AP at 175, Part 3: A New Century, 1901-25
The Associated Press (AP) celebrates its 175th birthday in May 2021. To mark this milestone, the AP Corporate Archives has assembled a concise visual history of the organization, offered here in an eight-part monthly blog, “AP at 175.” This is the third of eight installments.
Valerie S. Komor
Director, AP Corporate Archives
Part 3: A New Century, 1901-25
Melville Elijah Stone (1848-1929), who had been named general manager of the AP of Illinois in 1893, remained in that role as AP moved to New York City in 1900. His newspaper background in Chicago, combined with experience owning an interest in an iron foundry (his father was both clergyman and tool manufacturer), perfectly prepared him to appreciate the mechanics of the cooperative. For under his leadership, an array of technologies sprang up, were tested, perfected, installed, and eventually replaced by something faster and more efficient. His most important hire was a young Kent Cooper to the Traffic Department in 1910.
The first generation of telegraph technology--the Morse key, sounder and the Vibroplex bug--gave way in 1905 to the Yetman transmitting typewriter, which could transmit Morse code and typewrite copy simultaneously at 35 words per minute. When the Morkrum Company of Skokie, Illinois introduced “telegraph typewriters” or “teletypes,” in 1914, Cooper visited the factory and ordered them installed on the New York City circuit. Clattering away at 60 words per minute, the teletype created a perforated tape that triggered the printing of copy at sending and receiving stations.

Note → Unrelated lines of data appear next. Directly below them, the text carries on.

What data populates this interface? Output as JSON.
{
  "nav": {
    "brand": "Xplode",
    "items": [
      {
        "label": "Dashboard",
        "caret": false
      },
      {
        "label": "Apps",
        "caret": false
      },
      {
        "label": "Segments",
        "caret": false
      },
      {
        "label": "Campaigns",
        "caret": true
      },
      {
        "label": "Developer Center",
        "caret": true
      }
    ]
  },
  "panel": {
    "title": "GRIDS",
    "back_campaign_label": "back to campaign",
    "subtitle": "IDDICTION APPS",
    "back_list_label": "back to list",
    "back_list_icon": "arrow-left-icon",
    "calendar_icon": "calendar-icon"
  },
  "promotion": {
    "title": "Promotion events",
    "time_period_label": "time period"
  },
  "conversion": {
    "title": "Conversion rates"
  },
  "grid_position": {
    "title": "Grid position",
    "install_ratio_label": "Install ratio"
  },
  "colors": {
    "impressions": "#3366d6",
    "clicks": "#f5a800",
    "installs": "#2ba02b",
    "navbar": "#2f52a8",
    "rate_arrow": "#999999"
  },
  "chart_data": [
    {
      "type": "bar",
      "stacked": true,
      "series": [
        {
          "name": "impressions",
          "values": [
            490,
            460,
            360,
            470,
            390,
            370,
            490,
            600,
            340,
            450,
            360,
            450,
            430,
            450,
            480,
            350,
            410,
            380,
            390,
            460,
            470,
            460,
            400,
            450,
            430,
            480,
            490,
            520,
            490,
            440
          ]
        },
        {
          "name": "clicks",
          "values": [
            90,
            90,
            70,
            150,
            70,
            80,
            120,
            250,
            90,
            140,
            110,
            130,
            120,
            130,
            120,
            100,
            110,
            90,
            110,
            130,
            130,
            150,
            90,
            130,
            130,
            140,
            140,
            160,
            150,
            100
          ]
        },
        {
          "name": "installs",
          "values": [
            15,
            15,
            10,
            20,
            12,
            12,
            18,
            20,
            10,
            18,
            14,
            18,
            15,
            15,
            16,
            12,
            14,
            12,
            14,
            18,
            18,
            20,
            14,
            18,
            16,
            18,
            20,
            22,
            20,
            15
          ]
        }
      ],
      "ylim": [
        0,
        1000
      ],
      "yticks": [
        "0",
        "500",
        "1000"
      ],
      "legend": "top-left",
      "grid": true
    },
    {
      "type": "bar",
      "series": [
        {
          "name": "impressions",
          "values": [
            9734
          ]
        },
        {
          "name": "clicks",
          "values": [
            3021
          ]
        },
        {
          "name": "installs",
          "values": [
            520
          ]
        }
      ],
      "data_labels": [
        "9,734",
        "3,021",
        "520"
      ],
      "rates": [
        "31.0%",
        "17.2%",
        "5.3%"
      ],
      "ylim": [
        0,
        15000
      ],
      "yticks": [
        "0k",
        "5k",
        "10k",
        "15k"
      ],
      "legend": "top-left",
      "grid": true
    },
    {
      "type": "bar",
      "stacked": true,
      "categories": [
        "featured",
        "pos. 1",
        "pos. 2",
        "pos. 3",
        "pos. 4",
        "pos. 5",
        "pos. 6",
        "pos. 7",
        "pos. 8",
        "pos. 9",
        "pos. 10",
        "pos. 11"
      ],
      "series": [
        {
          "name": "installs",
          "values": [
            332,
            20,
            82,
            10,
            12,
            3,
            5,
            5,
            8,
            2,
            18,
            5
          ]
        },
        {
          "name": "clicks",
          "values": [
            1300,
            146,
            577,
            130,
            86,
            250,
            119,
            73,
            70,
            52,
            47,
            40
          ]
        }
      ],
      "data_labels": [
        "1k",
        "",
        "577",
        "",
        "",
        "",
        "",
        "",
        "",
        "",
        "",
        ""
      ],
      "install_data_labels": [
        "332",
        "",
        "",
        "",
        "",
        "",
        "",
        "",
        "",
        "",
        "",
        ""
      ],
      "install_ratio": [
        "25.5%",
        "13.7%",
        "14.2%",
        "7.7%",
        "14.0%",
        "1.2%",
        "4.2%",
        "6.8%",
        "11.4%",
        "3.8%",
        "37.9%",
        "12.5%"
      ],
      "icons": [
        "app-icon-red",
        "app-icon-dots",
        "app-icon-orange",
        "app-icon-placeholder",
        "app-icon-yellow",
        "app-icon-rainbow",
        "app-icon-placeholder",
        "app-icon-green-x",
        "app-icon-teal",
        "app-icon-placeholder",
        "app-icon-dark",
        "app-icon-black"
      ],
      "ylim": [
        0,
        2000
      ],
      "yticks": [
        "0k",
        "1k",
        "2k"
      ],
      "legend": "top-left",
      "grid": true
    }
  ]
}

One of AP’s proudest telegraphic feats occurred during the 1916 World Series, which featured the Boston Red Sox and the Brooklyn Braves. Employing 26,000 miles of wire--the longest Morse circuit in the history of the telegraph-- AP transmitted the play by play directly from the ballparks to 550 newspapers, just under half of membership.
Thomas Edison, an expert telegrapher as well as inventor, noted AP’s achievement and cabled Cooper immediately. “The Associated Press must be wonderfully well organized to be able to accomplish what was done in the ball games,” he wrote. Uncle Sam has now a real arterial system and it is never going to harden.”